Tanda adalah sesuatu yang dapat dilihat atau diamati yang dimana didalamnya
terdapat makna sebagai bentuk interpretasi pesan yang dimaksud. Semiotika adalah salah satu
cabang ilmu linguistik yang memiliki arti 'ilmu bahasa'. Sebuah tanda adalah semua hal yang
dapat diambil sebagai penanda yang mempunyai arti penting untuk menggantikan sesuatu
yang lain.
Secara terminologis, semiotik dapat didefinisikan sebagai ilmu yang mempelajari
sederetan luas objek-objek, peristiwa-peristiwa seluruh kebudayaan sebagai tanda (Sobur,
2001). Semiotik terdiri atas sekumpulan teori tentang bagaimana tanda-tanda
memrepresentasikan benda, ide, keadaan, situasi, perasaan, kondisi diluar tanda-tanda itu
sendiri.
Menurut Littlejohn, (2009: 53) dalam bukunya Teori Komunikasi Theories of Human
Communication edisi 9, Semiotik bertujuan untuk mengetahui makna-makna yang
terkandung dalam sebuah tanda atau menafsirkan makna tersebut sehingga diketahui
bagaimana komunikator mengkonstruksi pesan.

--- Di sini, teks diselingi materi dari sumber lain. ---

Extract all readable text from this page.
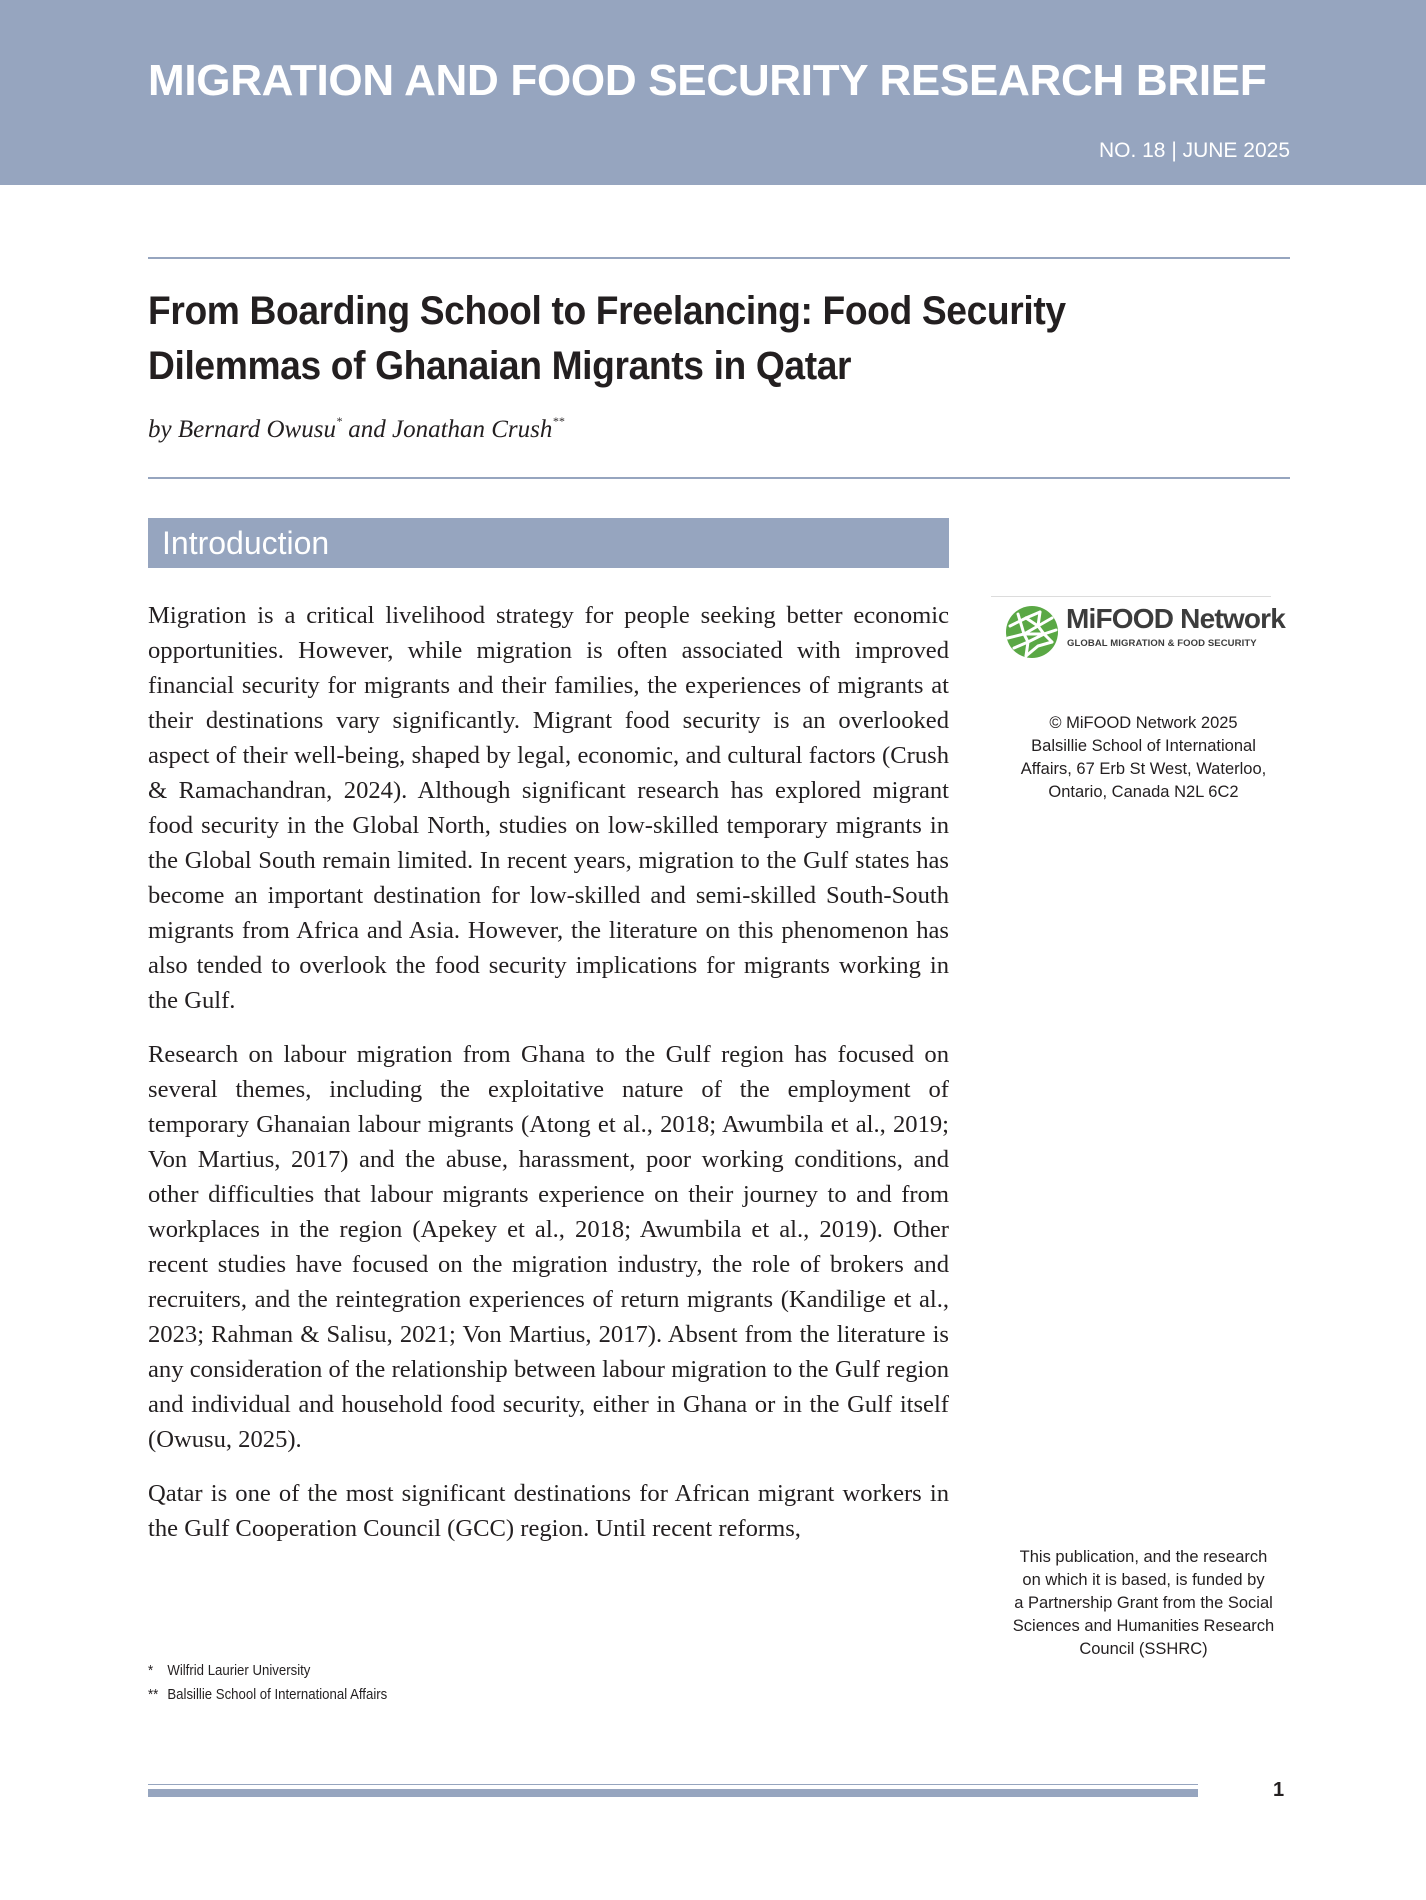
MIGRATION AND FOOD SECURITY RESEARCH BRIEF
NO. 18 | JUNE 2025
From Boarding School to Freelancing: Food Security Dilemmas of Ghanaian Migrants in Qatar
by Bernard Owusu* and Jonathan Crush**
Introduction

Migration is a critical livelihood strategy for people seeking better economic opportunities. However, while migration is often associated with improved financial security for migrants and their families, the experiences of migrants at their destinations vary significantly. Migrant food security is an overlooked aspect of their well-being, shaped by legal, economic, and cultural factors (Crush & Ramachandran, 2024). Although significant research has explored migrant food security in the Global North, studies on low-skilled temporary migrants in the Global South remain limited. In recent years, migration to the Gulf states has become an important destination for low-skilled and semi-skilled South-South migrants from Africa and Asia. However, the literature on this phenomenon has also tended to overlook the food security implications for migrants working in the Gulf.

Research on labour migration from Ghana to the Gulf region has focused on several themes, including the exploitative nature of the employment of temporary Ghanaian labour migrants (Atong et al., 2018; Awumbila et al., 2019; Von Martius, 2017) and the abuse, harassment, poor working conditions, and other difficulties that labour migrants experience on their journey to and from workplaces in the region (Apekey et al., 2018; Awumbila et al., 2019). Other recent studies have focused on the migration industry, the role of brokers and recruiters, and the reintegration experiences of return migrants (Kandilige et al., 2023; Rahman & Salisu, 2021; Von Martius, 2017). Absent from the literature is any consideration of the relationship between labour migration to the Gulf region and individual and household food security, either in Ghana or in the Gulf itself (Owusu, 2025).

Qatar is one of the most significant destinations for African migrant workers in the Gulf Cooperation Council (GCC) region. Until recent reforms,

* Wilfrid Laurier University
** Balsillie School of International Affairs
MiFOOD Network
GLOBAL MIGRATION & FOOD SECURITY
© MiFOOD Network 2025
Balsillie School of International
Affairs, 67 Erb St West, Waterloo,
Ontario, Canada N2L 6C2
This publication, and the research
on which it is based, is funded by
a Partnership Grant from the Social
Sciences and Humanities Research
Council (SSHRC)
1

Semiotik menjadi salah satu kajian yang bahkan menjadi tradisi dalam teori
komunikasi. Tradisi semiotik terdiri atas sekumpulan teori tentang bagaimana tanda-tanda
merepresentasikan benda, ide, keadaan, situasi, perasaan dan kondisi di luar tanda-tanda itu
sendiri.

4.2 SARAN
Berdasarkan kekurangan-kekurangan yang telah ditelaah, maka terdapat saran yang
disampaikan untuk penulis. Sehingga kedua buku ini dapat diterbitkan lagi dengan
melakukan perbaikan-perbaikan seperti dengan menggunakan kata-kata dan istilah-istilah
yang mudah dimengerti oleh pembaca. Dan sebaiknya penulis membaca ulang tentang
penambahan-penambahan kata yang sulit dipahami. agar mahasiswa dapat mengerti lebih
luas lagi tentang semiotika.

DAFTAR PUSTAKA
Piliang, A. Yasraf. 2012. Semiotika dan Hipersemiotika . Bandung: Matahari.
Saragih, Amrin dkk. 2023. Semiotika . Medan: FBS Unimed Press.